Eddie Thompson

Profile
- Positions: Halfback, kicker, quarterback

Personal information
- Born: May 21, 1917 Toronto, Ontario, Canada
- Died: April 22, 1943 (aged 25) At sea

Career information
- College: Oakwood Collegiate

Career history
- 1937–39: Toronto Balmy Beach Beachers
- 1940: Camp Borden
- 1942: Toronto RCAF Hurricanes

Awards and highlights
- Grey Cup champion (1942); Imperial Oil Trophy (1939); 3× CFL All-Star (1938, 1939, 1940);

= Eddie Thompson (Canadian football) =

Canadian football player

Eddie Thompson (May 21, 1917 –- April 22, 1943) was a halfback in the Ontario Rugby Football Union.
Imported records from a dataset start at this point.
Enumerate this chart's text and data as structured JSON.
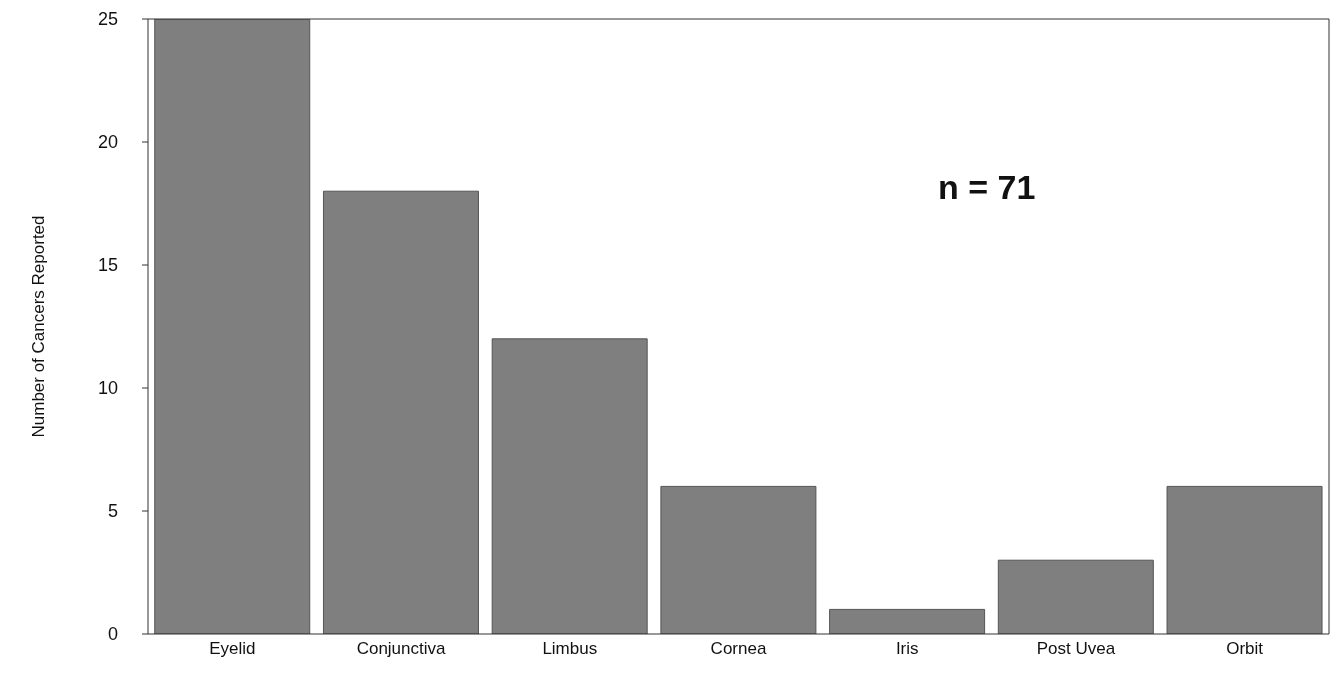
{
  "chart_data": {
    "type": "bar",
    "ylabel": "Number of Cancers Reported",
    "categories": [
      "Eyelid",
      "Conjunctiva",
      "Limbus",
      "Cornea",
      "Iris",
      "Post Uvea",
      "Orbit"
    ],
    "values": [
      25,
      18,
      12,
      6,
      1,
      3,
      6
    ],
    "color": "#7f7f7f",
    "ylim": [
      0,
      25
    ],
    "yticks": [
      0,
      5,
      10,
      15,
      20,
      25
    ],
    "grid": false,
    "annotations": [
      "n = 71"
    ]
  }
}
He served in World War II and lost his life during it.

==Biography==
Thompson played for his hometown Toronto Balmy Beach Beachers from 1937 to 1939, and was a two time all-star and winner of the Imperial Oil Trophy in 1939 as the ORFU Most Valuable Player. He enlisted in the Canadian Forces in 1940 and played football with Camp Borden in 1940.

In 1942 he was co-captain of the famed Toronto RCAF Hurricanes team. He scored 51 points in 1942 and was a key player on the Grey Cup champions.

Flight Lieutenant Edward Blake Thompson was reported "missing in action at sea" on April 22, 1943, and was later presumed dead.